- Casey Newton vai aumentar a prioridade de furos e reportagens originais na Platformer, dedicando menos tempo à agregação de links e à análise de notícias.
- A mudança busca oferecer conteúdo mais surpreendente na era da IA; os leitores responderam positivamente e houve recorde de novas assinaturas pagas na segunda-feira.
- Newton destaca saturação de compilações de links e o impacto de demissões/fechamentos de publicações na percepção de valor da curadoria.
- O jornalista teme que, com o avanço dos chatbots, análises de notícias possam ser substituídas por textos gerados por IA, embora ainda haja preferência por especialistas humanos.

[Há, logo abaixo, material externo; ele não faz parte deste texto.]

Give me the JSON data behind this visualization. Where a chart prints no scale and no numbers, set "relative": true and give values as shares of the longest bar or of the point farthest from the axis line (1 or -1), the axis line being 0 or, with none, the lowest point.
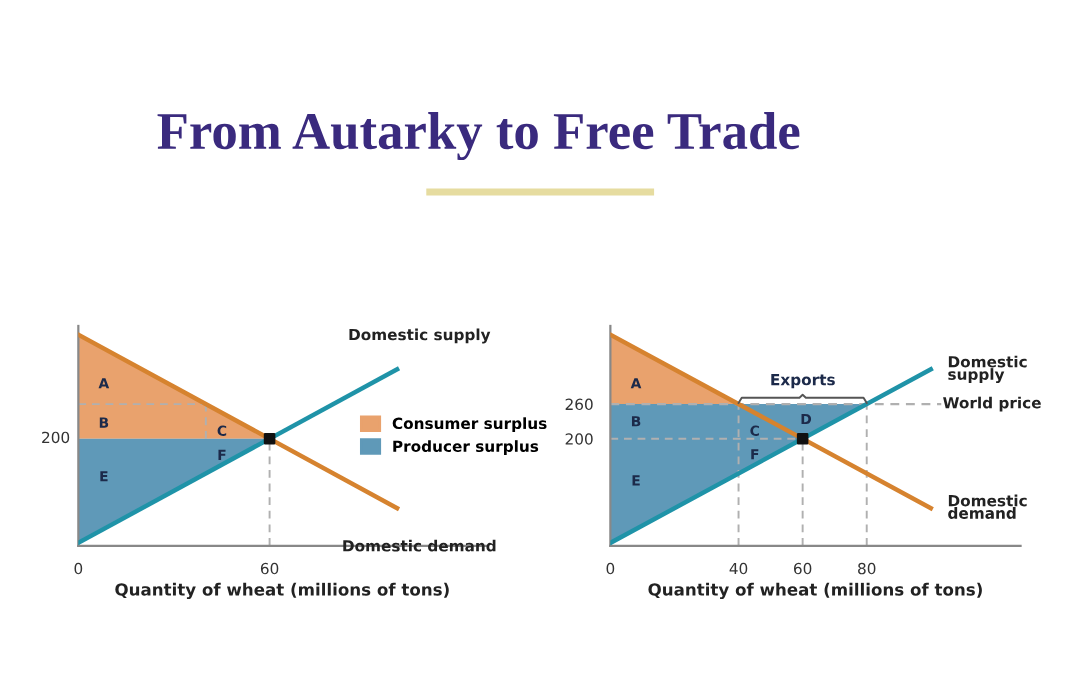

- No futuro, empresas devem continuar divulgando notícias por canais próprios; há espaço para novas publicações, mesmo diante de mudanças no tráfego e na distribuição.
O jornalista Casey Newton está mudando o formato da newsletter Platformer para investir mais em furos jornalísticos e reportagens originais. A ideia é atender a um público de tecnologia em busca de conteúdo exclusivo e menos dependente de agregação de links.
Newton afirmou que a agregação de notícias e as análises podem não ter o mesmo valor na era da IA. A Platformer, lançada em 2017, passa por mudanças de curto prazo para privilegiar matérias originais. A equipe ainda oferece resumos, mas com menos peso na produção.
A decisão foi anunciada após a segunda-feira, 27 de abril de 2026, quando Newton comunicou aos leitores as mudanças. O objetivo é diferenciar o jornalismo de tecnologia daPlatformer frente aos avanços dos modelos de IA na curadoria de conteúdo.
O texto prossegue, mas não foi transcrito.